The following business rules control when we log events to the EditorJourney schema:
$wgWMEUnderstandingFirstDay
is set to true in the MediaWiki configuration repository. Currently, this is set for Korean and English beta labs. The plan is to have this enabled on Korean and Czech wikipedias.- The user has to be in the cohort we are interested in logging data for. The cohort is users who have created their accounts within the last 24 hours.
For users in the cohort, on each page view, redirected page view, login or logout event we construct an event object containing the following:
- The title text, e.g. "Help desk" if the user is on
/wiki/Wikipedia:Help_desk
. - The page ID, e.g. 564696
- The HTTP request method, this will be either GET or POST depending on whether the user is reading or writing data.
- The action associated with the page view, for example if the user is on
/w/index.php?title=Wikipedia:Help_desk&action=history
then action would be "history" - If the action is "edit", we generate a comma-separated list of permission errors associated with the edit action for this page, if any. Example would be "protectedpagetext,editprotected,edit" or "badaccess-group0". This is helpful in understanding if the user is encountering access permissions problems when attempting to edit a protected article, for example.
- If the page view is associated with the mobile front end
- The namespace associated with the event, e.g. 1, 2, etc
- The path associated with the page view, for example if the URL is
https://en.wikipedia.org/w/index.php?title=Wikipedia:Help_desk&action=info
, then the path would be/w/index.php
- The query parameters associated with the page view, for example if the URL is
https://en.wikipedia.org/w/index.php?title=Wikipedia:Help_desk&action=info
then the query parameters would be?title=Wikipedia:Help_desk&action=info
- The user ID associated with the page view
Redacting sensitive information
editOnce we have the event object prepared, we redact sensitive data from it.
- First, we hash[1] or redact sensitive query parameters. Hashed query parameters are
search
,return
, andreturnto
, whiletoken
is simply replaced with the stringredacted
. - Then, we check to see if the event is in a sensitive namespace. The namespaces are defined in the MediaWiki-config repository, and vary by wiki.
- If the event's title is not in a sensitive namespace, then we log the event data and are done.
If it is in a sensitive namespace, then we have to hash several fields.
- Path: we replace all instances of the title db_key (i.e.
Main_Page
) in the path with the hashed value of the title db_key - Query: We replace all instances of the title db_key (i.e.
Main_Page
) in the query with the hashed value of the title db key - Title: We replace the title with the hashed value of the title.

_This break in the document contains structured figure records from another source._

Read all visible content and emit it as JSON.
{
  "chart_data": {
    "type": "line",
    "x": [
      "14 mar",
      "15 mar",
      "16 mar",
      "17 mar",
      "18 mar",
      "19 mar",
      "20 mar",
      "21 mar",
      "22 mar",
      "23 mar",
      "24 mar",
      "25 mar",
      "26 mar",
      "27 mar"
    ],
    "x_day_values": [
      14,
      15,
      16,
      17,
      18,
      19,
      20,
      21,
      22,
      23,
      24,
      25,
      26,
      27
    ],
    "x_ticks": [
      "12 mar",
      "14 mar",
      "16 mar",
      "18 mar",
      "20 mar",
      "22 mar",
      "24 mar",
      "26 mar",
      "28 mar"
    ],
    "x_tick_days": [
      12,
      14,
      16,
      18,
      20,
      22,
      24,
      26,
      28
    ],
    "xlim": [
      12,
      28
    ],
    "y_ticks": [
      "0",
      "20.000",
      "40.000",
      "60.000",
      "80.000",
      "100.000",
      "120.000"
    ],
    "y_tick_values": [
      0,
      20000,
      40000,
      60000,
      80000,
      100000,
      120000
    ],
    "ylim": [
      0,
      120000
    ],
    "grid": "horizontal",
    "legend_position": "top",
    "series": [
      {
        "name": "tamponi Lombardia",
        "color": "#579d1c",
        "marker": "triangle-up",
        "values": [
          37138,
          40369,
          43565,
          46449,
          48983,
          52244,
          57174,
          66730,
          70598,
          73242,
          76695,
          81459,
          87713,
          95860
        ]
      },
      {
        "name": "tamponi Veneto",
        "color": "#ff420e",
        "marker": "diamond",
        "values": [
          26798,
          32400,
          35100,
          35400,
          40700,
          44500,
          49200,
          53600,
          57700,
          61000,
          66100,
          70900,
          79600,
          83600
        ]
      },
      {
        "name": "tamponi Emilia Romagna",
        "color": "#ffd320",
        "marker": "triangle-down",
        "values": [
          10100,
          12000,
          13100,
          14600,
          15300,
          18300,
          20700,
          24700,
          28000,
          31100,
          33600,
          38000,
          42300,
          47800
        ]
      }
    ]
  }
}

- Page title: we replace any instances of title db_key or title text with the hashed value of title db_key
With the above steps done, we send the hashed data via the EditorJourney schema.
Footnotes
edit- ↑ We are using PHP's
hash_hmac
function with thewhirlpool
algorithm. The hash secret is generated once per user, and is stored in Redis with a 24 hour TTL. The key to lookup the secret is generated by hashing the user ID and user account registration timestamp. The end result is that we obfuscate the URLs that a user is visiting to protect privacy, but can still see patterns in page views, though we don't know which pages in particular they are viewing.